Their survival is largely due to Buckley's novel approach to administering bone marrow transplants. By cleansing the donor marrow of its T-cells, Buckley has diminished the potentially fatal complication called graft-versus-host disease, in which the donor marrow rises up to attack its new host. Without T-cells, the donor marrow doesn't recognize its foreign surroundings and more easily adapts to its new home.

The benefits of this approach are many, Buckley said. First, the infant is spared the toxic "anti-rejection" drugs normally given to suppress the donor's T-cells.

Second, and more importantly, T-cell depletion opens the door for dozens more infants to be saved each year, meaning that a full genetic match is no longer required for successful transplant. A half-matched donor will do.

"Until 1982, SCID was invariably fatal unless the patient had a brother or sister who was an exact genetic match to the patient," Buckley said. "What we now know is that, while a perfectly matched sibling is preferable, it isn't a requirement. As long as we remove the T-cells from the parent's marrow, their half-matched bone marrow won't attack the patient's vital organs."

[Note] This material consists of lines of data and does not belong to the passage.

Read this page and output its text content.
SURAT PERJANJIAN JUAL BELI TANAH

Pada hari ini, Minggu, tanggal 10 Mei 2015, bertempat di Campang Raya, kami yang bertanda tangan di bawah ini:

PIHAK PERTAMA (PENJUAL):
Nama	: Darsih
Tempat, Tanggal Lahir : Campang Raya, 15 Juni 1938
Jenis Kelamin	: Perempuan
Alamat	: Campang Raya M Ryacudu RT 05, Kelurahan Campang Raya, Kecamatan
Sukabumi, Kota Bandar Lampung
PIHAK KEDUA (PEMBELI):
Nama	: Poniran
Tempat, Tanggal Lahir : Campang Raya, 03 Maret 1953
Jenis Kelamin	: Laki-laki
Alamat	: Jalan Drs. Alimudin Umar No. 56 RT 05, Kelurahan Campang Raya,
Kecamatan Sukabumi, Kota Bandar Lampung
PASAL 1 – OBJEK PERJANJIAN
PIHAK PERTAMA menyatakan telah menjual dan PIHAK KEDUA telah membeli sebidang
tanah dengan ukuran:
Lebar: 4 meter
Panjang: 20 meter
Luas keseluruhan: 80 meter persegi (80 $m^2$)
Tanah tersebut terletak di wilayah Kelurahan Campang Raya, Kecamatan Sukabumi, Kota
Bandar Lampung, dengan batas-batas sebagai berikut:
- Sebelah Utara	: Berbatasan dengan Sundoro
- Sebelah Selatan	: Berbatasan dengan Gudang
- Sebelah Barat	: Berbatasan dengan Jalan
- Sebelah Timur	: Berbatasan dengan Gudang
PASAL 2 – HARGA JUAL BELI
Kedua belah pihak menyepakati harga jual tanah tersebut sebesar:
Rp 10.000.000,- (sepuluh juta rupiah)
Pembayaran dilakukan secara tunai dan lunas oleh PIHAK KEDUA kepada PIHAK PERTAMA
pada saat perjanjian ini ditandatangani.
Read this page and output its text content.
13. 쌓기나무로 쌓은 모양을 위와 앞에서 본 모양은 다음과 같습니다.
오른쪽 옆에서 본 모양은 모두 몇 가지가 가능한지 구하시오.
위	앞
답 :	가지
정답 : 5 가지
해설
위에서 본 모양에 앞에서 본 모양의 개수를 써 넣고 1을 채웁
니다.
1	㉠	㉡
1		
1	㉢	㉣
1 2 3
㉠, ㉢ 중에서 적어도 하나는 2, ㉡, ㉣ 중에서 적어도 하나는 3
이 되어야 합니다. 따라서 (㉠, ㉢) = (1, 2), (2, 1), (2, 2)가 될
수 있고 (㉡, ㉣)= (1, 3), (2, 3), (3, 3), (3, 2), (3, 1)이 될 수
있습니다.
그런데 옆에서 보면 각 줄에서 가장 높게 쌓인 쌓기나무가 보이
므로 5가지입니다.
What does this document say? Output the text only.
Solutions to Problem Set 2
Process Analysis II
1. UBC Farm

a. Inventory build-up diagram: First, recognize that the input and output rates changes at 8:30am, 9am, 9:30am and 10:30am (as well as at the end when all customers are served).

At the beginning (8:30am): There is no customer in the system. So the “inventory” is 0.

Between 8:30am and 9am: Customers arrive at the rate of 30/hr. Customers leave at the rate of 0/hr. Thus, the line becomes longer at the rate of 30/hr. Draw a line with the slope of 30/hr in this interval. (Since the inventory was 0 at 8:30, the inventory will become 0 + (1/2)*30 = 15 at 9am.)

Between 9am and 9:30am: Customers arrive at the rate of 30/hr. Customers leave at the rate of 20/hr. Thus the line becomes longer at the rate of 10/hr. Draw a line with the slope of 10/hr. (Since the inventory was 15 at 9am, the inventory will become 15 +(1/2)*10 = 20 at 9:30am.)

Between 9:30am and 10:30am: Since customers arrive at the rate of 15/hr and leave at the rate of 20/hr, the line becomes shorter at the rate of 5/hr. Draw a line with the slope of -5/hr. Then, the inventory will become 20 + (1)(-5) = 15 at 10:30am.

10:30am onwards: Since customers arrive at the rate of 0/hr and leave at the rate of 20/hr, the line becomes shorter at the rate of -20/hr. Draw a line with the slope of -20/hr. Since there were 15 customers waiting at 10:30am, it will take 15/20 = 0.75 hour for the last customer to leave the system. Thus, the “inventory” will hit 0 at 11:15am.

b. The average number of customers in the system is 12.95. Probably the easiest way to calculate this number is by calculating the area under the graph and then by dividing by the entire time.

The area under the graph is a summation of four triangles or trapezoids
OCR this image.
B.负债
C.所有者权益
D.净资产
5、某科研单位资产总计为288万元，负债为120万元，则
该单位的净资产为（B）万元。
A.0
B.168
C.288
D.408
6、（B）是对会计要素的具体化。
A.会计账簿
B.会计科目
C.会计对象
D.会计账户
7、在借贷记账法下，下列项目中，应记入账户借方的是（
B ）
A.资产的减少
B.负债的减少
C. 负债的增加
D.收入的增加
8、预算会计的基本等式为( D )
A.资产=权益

Called "half-matched" donors because each parent contributes half of his or her genetic material to the infant, this type of transplant has now become the standard for treating children with SCID who do not have a matched sibling, said Buckley. Seventy-seven of the 89 children in Buckley's study received their parent's bone marrow, and 60 of them have survived.

Successful treatment depends on several factors, including the particular mutation that caused SCID. Researchers have identified five genetic defects that can cause SCID, all of them leading to a lack of T or B immune cell function, which is essential for protection against infection.

But the very defect that makes patients vulnerable to infection is also of some benefit during treatment, Buckley said. Because they have no T-cells, SCID patients do not require chemotherapy to destroy them, as is the case with cancer patients.

"Patients with SCID have no immune systems to reject the transplants. Our approach avoids chemotherapeutic toxic agents and all their complications," said Buckley.

Buckley aids the recovery of her patients by bolstering them with approximately 20 times the amount of bone marrow stem cells than other centers deliver, a technique that speeds their ability to "grow" an immune system from their donor cells.

What has lagged behind treatment, Buckley says, is the rapid and early diagnosis needed to screen children with SCID before they are overcome by simple infections.

Even now, early diagnosis of SCID is rare because doctors do not routinely perform a test in newborns to count a type of white blood cell called lymphocytes. Such a test could screen for children with SCID as well as those with other serious immune deficiencies that would not be apparent until the child developed an infection. Although rare -- the defect is estimated to occur once in every 500,000 births -- the cost to save a child would be no more than $41 per child, Buckley said.

"A simple blood test could allow us to treat, and most likely cure, SCID in a child for as little as $30,000," Buckley said. "If found later, less effective treatment can run into the millions, and it might be too late to save the child."

In the future, Buckley said she hopes that gene therapy can be perfected to restore B-cell function, a component of the immune system not corrected by bone marrow transplantation in some SCID children.